Table 2. Representative OTUs generated by Mattila et al., 2012, their % prevalence in the bee gut (ranked in terms of abundance) and top blast hit accession numbers from the Cox-Foster et al., 2007 phylotypes. Where a particular OTU does not find homologs within the 8 phylotype framework proposed by Cox-Foster et al., we indicate that result with N/A.
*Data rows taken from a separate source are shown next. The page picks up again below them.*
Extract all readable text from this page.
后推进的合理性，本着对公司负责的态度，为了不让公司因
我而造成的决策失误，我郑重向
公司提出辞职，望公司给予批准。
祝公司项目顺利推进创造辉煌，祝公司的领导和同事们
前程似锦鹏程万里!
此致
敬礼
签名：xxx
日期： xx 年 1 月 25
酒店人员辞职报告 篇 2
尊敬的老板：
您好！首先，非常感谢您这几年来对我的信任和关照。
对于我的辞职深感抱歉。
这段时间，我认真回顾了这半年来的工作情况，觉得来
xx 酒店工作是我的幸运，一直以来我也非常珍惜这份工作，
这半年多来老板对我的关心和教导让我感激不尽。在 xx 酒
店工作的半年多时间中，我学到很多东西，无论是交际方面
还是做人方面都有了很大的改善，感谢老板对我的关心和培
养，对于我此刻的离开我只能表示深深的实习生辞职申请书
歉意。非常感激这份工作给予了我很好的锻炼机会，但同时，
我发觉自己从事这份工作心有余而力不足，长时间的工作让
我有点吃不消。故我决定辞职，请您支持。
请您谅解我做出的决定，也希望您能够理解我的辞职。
*Classification (Mattila et al.,* 2012)**	*Prevalence in the bee gut (Mattila et al.,* 2012)**	Top blast hit (nr/nt)	Phylotype
*Succinivibrionaceae*	38.8%	HE613303	Gamma-1
*Bowmanella*	14.3%	DQ837611	Gamma-2
*Oenococcus*	14.1%	HE613310	Firm-5
*Paralactobacillus*	10.2%	HM113331	Firm-4
*Unclass. Colwelliaceae*	6.4%	HM111973	Gamma-1
*Bifidobacterium*	4.7%	HM113282	Bifido
*Shimazuella*	3.2%	HE613282	Firm-5
*Enterobacter*	1.2%	JF208675	N/A
*Laribacter*	1.0%	JQ437500	Beta
*Saccharibacter*	0.92%	JQ437507	Alpha-2.1
*Rummeliibacillus*	0.52%	HM111947	Firm-5
*Atopobacter*	0.28%	HM113352	Firm-4
*Escherichia/Shigella*	0.17%	HE582599	N/A

It is important to note that the 13 OTU representatives in Table 2 do not represent our complete dataset; of the 1,019 OTUs we reported in Mattila et al., 2012, only 358/1019 find homologs (>98% ID) in honey bee datasets previously published. Furthermore, Mattila et al., 2012 takes the step of classifying and analyzing these sequences at a finer taxonomic scale. Two fundamental questions remain to be addressed: 1) is this diversity relevant to honey bee health? and 2) is the level of divergence revealed by our study for the honeybee microbiome important for the function and stability of this community? Our study suggests that fine scale diversity within the bacterial community (at 97% ID) may be important to the health of a colony; community diversity using this metric correlated with host genetic diversity and with the prevalence of low frequency pathogens Melissococcus and Paenibacillus.

References

1. Mattila HR, Rios D, V.E. W-S, Roeselers G, Newton ILG (2012) Characterization of the active microbiotas associated with honey bees reveals healthier and broader communities when colonies are genetically diverse. PLoS ONE 7: e32962.

2. Schloss PD, Westcott SL, Ryabin T, Hall JR, Hartmann M, et al. (2009) Introducing mothur: open-source, platform-independent, community-supported software for describing and comparing microbial communities. Appl Environ Microbiol 75: 7537-7541.

3. Staley JaAK (1985) Measurement of in situ activities of nonphotosynthetic microorganisms in aquatic and terrestrial habitats. Annual Review of Microbiology 39: 321-346.

4. Werner JJ, Koren O, Hugenholtz P, DeSantis TZ, Walters WA, et al. (2012) Impact of training sets on classification of high-throughput bacterial 16s rRNA gene surveys. ISME J 6: 94-103.

5. Yzerman E, den Boer J, Caspers M, Almal A, Worzel B, et al. (2010) Comparative genome analysis of a large Dutch Legionella pneumophila strain collection identifies five markers highly correlated with clinical strains. Bmc Genomics 11.

6. Min XJ, Hickey DA (2007) Assessing the effect of varying sequence length on DNA barcoding of fungi. Mol Ecol Notes 7: 365-373.

7. Cox-Foster DL, Conlan S, Holmes EC, Palacios G, Evans JD, et al. (2007) A metagenomic survey of microbes in honey bee colony collapse disorder. Science 318: 283-287.